> I frequently consult the Unihan database to get detailed information
> about Japanese and Chinese characters, and I have noticed that at
> least some pages are encoded in more than one encoding, that is to
> say, although the main encoding is in "UTF-8" (as one would expect on
> the Unihan site), certain characters on those pages are encoded in
> "ISO-8859-1", which makes them unreadable until one forces a change
> of the encoding.
> I just looked at these pages:
> (character: 墳)
> (character: 墓)
> The wrongly encoded characters appear here in the Hanyu Pinyin
> column: the accented letters are from the ISO-8859-1 charset and not
> from UTF-8 and will only become legible if one changes the encoding
> setting to ISO-8859-1 (which renders, of course, much the rest of the
> page unusable)
> kHanyuPinyin 10485.060:fén,fèn
> kHanyuPinyin 10470.090:mù
> I suspect that the providers of this information would like to see
> all of it to be encoded in UTF-8 and that the current encoding scheme
> is just an accident. :-)

This is very odd. The UniHan data files, which can be downloaded and which
presumably drive that WWW service, have that information correctly coded.

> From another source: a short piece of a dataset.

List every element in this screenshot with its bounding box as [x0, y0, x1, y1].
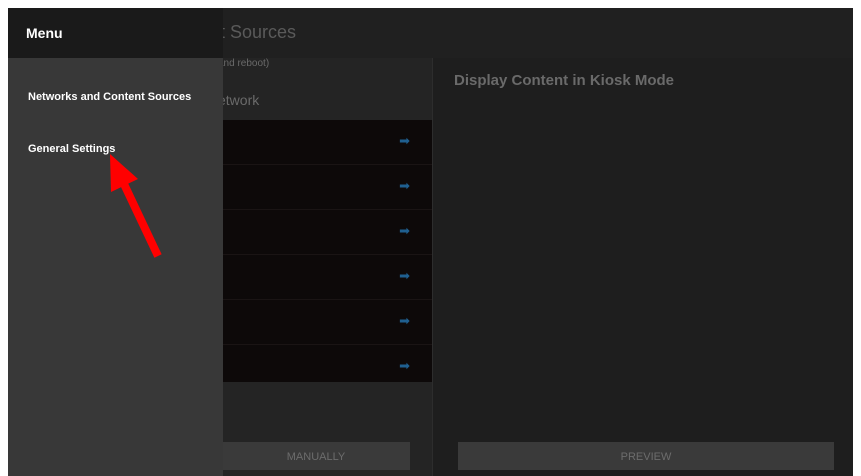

Quoting from Unihan_Readings.txt (Unicode 6.0):

U+58B3 kCantonese fan4
U+58B3 kDefinition grave, mound; bulge; bulging
U+58B3 kHangul 분
U+58B3 kHanyuPinlu fen2(46)
U+58B3 kHanyuPinyin 10485.060:fén,fèn
U+58B3 kJapaneseKun HAKA
U+58B3 kJapaneseOn FUN
U+58B3 kKorean PWUN
U+58B3 kMandarin FEN2
U+58B3 kTang *bhiən
U+58B3 kVietnamese phần
U+58B3 kXHC1983 0322.071:fén

My guess is the WWW service is using a pre-release version
which had some coding errors.

My advice is to download the data and search it directly.